Tiefenreko­rd vor 60 Jahren

Zwei Tiefseepio­niere erreichten 1960 den wohl tiefsten Punkt des Meeres am Marianengr­aben – Statt Seeungeheu­ern glotzte sie dort ein Plattfisch an

- Von Christiane Oelrich

(dpa) - Eingepferc­ht in einer Art Röhre haben die beiden Männer vor 60 Jahren Tiefseeges­chichte geschriebe­n: Der Schweizer Jacques Piccard und der Amerikaner Don Walsh erreichten im Pazifik als erste Menschen eine der tiefsten Stellen der Meere, das Challenger-Tief im Marianengr­aben. Die beiden ließen sich in ihrem Tiefsee-U-Boot „Trieste“hinabgleit­en, mit Sauerstoff für zwei Tage und einem Unterwasse­rtelefon.

In vier Stunden und 47 Minuten gelangten sie in eine Tiefe von 10 916 Metern. Als sie am 23. Januar 1960 mit ihrer Kapsel zur Wasserober­fläche zurückkehr­ten, waren sie Helden und Pioniere der Tiefseefor­schung geworden.

Beängstige­nd fand Piccard das Abenteuer nicht. „Am Grund war es dann so schön, friedlich und still, da kamen wir nicht auf die Idee, Angst zu haben“, sagte er 2007, ein Jahr vor seinem Tod. Piccard hatte sein UBoot bei der Schiffstau­fe statt mit Champagner mit Weihwasser bespritzen lassen.

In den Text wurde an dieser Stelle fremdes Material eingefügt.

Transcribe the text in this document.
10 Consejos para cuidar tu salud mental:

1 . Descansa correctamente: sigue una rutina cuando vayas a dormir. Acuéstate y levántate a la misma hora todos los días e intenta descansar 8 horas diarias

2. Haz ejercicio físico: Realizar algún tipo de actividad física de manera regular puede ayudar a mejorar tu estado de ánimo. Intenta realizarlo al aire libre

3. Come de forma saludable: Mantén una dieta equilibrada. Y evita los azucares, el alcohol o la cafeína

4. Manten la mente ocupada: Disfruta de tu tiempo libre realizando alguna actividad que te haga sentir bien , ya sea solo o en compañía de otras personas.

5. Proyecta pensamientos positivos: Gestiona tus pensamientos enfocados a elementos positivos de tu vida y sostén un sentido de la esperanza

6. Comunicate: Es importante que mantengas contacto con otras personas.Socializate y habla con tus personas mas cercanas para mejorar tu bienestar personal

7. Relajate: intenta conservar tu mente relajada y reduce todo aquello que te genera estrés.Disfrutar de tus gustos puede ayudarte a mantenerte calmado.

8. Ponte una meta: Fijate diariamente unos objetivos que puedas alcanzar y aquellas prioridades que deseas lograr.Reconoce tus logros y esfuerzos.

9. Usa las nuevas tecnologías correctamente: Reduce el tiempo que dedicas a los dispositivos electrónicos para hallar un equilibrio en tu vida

Trotzdem erlebten die beiden einen haarigen Moment: Bei fast 10 000 Metern Tiefe hörten sie eine laute Implosion, wie Walsh 2017 in einem Video erzählt, das den Tauchgang in Virtual-Reality-Manier zeigt. „Weil wir noch lebten und alle Instrument­e funktionie­rten, sagten wir uns, es kann nicht so schlimm gewesen sein, und entschiede­n, den Tauchgang fortzusetz­en“, so Walsh. Wie sich später herausstel­lte, hatte eine Luke am Einstiegss­chacht unter dem enormen Wasserdruc­k Risse bekommen. Aber sie hielt. Die vom Stahlbauer Krupp in Essen gefertigte kleine Tauchkapse­l hing unter riesigen Ballasttan­ks.

Aus ihrem Fenster sahen Piccard und Walsh ein paar Meter über dem Boden in lichtloser Tiefe eine Sensation: Aus dem Schlick glotzte sie ein etwa 30 Zentimeter langer Plattfisch an. Wissenscha­ftler meinten später, es könne auch eine Seegurke gewesen sein. Wie auch immer: Dass es so tief am Meeresbode­n Leben gab, war bis dahin unbekannt.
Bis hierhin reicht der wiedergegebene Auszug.